Acne breakouts can be in the form of whitehead, blackheads, pimples or in severe cases, nodules or cysts. Your skin may appear red with inflammation and can be painful as well.

There are numerous ways to battle acne breakouts, ranging from over-the-counter (OTC) treatments to at-home and natural remedies, as well as dermatologist-prescribed medications. While spot treatments may be beneficial, choosing the appropriate cleanser can frequently help prevent pimples from forming in the first place. Look for salicylic acid, tea tree oil, or calendula in your products. These substances will aid in the deep cleaning of pores as well as the removal of dead skin cells from the surface.

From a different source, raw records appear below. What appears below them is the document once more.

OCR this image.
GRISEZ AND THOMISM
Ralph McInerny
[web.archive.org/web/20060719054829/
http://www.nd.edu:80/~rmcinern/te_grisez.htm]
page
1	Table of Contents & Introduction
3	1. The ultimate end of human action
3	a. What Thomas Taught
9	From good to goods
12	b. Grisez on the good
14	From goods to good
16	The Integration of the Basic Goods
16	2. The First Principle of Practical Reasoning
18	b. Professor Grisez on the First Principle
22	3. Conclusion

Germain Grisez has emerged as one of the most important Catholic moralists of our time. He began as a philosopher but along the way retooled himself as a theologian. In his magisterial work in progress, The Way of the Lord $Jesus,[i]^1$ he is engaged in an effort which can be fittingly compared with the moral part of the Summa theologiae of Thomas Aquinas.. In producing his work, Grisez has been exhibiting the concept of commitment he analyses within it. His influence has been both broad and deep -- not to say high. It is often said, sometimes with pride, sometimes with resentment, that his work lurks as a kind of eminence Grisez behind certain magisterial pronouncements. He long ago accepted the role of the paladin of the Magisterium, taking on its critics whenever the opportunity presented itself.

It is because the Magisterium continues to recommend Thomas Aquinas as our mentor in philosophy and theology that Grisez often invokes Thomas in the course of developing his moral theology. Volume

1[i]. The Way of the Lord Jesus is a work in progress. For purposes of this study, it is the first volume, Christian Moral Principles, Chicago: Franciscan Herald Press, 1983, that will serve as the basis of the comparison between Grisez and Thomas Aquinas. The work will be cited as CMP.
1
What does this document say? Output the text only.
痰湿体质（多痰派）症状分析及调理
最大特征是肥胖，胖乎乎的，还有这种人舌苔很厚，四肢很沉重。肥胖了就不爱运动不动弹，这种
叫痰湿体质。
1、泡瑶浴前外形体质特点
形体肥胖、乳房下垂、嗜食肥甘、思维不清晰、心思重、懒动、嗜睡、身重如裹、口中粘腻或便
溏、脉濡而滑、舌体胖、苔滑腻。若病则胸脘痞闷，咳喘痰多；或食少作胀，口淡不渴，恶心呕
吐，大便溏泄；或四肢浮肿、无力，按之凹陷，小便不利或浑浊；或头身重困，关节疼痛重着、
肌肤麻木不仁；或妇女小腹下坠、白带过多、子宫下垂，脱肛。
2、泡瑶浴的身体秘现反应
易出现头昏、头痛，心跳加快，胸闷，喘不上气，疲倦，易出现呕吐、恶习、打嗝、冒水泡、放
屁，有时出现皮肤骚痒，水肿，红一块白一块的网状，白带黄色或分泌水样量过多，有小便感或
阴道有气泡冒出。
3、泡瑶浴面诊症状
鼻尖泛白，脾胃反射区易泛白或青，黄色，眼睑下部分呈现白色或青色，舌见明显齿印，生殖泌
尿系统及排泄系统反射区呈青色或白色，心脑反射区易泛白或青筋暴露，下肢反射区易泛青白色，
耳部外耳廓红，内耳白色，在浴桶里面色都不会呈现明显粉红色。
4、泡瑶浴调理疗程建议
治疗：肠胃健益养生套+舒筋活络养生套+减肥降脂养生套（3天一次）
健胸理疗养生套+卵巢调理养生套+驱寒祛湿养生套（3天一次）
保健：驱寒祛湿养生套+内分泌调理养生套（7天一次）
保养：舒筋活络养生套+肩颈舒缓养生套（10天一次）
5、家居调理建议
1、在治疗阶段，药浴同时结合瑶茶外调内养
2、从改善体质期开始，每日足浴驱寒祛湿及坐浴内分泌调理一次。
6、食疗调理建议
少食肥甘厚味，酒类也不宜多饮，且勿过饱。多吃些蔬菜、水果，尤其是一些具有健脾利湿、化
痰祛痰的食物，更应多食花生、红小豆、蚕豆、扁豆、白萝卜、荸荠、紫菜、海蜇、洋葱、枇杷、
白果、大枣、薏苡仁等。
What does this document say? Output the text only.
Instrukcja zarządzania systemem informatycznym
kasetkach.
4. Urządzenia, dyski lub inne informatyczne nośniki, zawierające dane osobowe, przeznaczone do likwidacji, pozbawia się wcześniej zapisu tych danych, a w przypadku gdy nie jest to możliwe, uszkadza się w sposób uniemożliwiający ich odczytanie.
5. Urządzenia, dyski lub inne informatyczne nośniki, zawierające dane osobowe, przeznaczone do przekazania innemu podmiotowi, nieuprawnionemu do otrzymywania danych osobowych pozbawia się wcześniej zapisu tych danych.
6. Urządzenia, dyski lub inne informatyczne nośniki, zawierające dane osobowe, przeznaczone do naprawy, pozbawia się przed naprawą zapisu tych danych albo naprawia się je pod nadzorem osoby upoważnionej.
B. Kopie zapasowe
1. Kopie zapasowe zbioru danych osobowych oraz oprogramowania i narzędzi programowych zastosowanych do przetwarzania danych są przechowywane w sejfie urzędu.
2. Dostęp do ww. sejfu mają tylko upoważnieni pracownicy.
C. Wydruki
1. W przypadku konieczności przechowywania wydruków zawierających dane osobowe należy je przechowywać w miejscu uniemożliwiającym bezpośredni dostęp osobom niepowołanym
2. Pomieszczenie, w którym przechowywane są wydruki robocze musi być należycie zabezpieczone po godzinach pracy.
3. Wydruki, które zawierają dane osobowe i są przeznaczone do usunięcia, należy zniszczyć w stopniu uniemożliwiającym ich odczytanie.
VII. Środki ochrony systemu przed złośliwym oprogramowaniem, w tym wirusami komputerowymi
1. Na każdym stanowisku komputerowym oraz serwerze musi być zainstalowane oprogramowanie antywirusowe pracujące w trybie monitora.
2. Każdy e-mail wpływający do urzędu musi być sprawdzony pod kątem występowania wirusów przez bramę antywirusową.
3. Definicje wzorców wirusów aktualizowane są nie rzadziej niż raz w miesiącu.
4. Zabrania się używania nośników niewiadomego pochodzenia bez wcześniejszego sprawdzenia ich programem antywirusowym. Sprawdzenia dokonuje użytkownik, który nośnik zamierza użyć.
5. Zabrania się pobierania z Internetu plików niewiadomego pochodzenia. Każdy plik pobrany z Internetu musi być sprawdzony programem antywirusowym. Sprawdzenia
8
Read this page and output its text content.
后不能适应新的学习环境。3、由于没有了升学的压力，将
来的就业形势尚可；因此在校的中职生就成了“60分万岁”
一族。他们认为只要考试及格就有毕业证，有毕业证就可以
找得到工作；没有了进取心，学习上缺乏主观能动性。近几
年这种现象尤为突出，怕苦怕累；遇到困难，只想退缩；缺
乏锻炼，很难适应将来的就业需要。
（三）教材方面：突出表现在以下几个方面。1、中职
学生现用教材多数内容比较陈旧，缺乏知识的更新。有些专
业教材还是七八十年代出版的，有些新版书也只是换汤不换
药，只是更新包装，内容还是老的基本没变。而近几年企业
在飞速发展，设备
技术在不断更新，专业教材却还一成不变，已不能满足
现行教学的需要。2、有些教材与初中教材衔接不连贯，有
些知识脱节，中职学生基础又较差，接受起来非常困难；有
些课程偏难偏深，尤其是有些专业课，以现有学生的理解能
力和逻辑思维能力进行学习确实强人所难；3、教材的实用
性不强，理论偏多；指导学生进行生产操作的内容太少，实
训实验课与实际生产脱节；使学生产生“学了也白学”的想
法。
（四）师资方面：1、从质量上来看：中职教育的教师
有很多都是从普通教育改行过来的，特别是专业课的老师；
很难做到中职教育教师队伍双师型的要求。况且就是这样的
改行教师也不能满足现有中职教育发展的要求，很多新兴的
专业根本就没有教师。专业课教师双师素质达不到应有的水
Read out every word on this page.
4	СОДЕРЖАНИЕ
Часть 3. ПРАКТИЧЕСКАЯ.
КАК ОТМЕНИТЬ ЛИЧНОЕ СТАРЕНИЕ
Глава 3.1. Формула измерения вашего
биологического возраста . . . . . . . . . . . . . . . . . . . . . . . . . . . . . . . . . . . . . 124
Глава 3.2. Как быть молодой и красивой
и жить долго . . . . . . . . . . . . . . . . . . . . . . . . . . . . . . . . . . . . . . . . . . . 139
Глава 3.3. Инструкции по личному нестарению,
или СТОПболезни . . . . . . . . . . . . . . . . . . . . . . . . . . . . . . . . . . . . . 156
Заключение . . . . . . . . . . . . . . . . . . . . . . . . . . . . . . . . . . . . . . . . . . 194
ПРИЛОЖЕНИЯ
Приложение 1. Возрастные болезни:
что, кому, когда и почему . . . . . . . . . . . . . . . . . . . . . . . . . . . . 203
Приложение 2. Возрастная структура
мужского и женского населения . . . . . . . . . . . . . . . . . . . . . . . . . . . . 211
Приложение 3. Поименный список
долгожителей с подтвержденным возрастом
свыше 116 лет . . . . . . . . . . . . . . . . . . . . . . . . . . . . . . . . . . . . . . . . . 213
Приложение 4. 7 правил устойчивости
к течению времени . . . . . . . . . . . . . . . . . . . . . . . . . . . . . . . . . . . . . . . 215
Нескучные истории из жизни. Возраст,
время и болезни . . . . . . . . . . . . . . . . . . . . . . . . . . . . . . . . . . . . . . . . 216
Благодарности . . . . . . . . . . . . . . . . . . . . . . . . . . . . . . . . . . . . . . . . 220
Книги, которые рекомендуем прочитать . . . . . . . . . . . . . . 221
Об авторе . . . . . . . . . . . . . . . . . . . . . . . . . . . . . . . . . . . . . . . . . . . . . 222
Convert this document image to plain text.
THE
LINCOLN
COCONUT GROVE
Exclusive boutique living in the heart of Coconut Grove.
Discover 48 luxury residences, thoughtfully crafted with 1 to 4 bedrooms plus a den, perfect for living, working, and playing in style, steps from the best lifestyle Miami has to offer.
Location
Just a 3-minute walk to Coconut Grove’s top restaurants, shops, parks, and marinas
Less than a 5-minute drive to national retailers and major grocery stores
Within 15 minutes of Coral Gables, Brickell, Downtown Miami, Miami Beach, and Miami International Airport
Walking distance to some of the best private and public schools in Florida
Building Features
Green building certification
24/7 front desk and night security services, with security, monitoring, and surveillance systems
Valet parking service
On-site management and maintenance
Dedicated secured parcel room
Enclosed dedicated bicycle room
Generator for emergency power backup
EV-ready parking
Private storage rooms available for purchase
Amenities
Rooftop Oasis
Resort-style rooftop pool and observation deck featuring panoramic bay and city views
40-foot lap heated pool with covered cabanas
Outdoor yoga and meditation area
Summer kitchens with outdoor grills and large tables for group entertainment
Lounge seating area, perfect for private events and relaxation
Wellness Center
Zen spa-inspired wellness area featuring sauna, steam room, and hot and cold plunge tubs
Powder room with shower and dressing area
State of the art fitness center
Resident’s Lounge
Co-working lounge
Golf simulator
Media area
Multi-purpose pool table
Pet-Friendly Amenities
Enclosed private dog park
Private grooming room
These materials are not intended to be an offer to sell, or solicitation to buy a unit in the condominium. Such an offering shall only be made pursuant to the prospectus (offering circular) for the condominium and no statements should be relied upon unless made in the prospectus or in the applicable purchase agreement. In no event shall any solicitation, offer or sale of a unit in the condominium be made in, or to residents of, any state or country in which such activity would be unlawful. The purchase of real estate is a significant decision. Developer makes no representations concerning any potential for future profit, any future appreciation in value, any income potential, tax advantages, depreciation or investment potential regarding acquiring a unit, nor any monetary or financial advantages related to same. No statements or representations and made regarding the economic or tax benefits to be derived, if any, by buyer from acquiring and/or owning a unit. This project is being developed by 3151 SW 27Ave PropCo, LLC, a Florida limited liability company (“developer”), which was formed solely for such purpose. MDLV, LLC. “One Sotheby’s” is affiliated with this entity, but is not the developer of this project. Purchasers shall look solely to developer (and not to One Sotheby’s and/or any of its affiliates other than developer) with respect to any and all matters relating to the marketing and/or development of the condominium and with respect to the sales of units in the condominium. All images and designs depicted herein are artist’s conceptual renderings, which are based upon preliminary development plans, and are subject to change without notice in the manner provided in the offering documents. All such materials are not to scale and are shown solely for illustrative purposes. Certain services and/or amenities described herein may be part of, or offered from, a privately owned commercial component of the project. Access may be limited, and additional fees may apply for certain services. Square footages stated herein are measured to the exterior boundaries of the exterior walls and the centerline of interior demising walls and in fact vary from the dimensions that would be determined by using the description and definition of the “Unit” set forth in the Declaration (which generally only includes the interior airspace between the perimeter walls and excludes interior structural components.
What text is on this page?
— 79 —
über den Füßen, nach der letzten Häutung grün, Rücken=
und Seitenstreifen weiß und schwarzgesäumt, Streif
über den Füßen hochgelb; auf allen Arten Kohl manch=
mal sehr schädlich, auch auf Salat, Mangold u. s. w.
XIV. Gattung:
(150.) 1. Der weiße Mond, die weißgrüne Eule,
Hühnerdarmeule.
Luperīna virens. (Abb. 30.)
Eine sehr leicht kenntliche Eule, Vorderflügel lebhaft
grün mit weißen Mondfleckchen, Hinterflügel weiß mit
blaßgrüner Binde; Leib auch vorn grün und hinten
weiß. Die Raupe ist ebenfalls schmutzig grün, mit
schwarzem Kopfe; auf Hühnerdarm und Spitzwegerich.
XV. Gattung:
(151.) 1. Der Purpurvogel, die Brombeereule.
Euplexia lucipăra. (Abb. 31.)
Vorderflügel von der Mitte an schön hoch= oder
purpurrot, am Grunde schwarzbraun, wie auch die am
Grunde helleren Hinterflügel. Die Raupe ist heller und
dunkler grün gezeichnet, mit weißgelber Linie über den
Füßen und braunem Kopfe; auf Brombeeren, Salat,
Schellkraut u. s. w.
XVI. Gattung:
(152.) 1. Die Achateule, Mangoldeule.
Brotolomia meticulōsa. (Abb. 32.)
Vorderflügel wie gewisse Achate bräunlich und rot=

Razor Burn (Shaving Dermatitis)

Shaving dermatitis, commonly known as razor burn, is a condition in which ingrown hairs or inflammation of the hair follicle occur as a result of shaving. It is one of the most frequent skin issues among men, affecting at least 60% of them. Hairs that become caught beneath the skin instead of growing straight out, generating little razor bumps, are a common cause. While men with coarse or curly hair are more prone to unsightly lumps and ingrown hairs, almost everyone who shaves will face this problem at some point. It can also be caused by irritating aftershave products.

Shaving dermatitis is often treated by simply waiting it out and not fussing too much with your skin. Doing too much will aggravate the condition because the skin is already irritated. Applying a cool face towel for a few minutes or using aloe vera-concentrated lotions can help soothe down affected regions. Following a few changes to your skin routine is the greatest method to avoid razor burn in the future.

Prepping your face with warm water before shaving is essential to moisten your skin and soften the hairs. This will allow the razor to move more easily across your face, reducing the risk of dragging and straining the skin. It’s also crucial to use the right products. If you’re going to use shaving cream or gel, make sure you get one that will adequately lubricate your skin to avoid razor burn.

Take Home Message

Understanding your skin type will assist you in understanding how to care for your skin and choosing the best skin care products for you.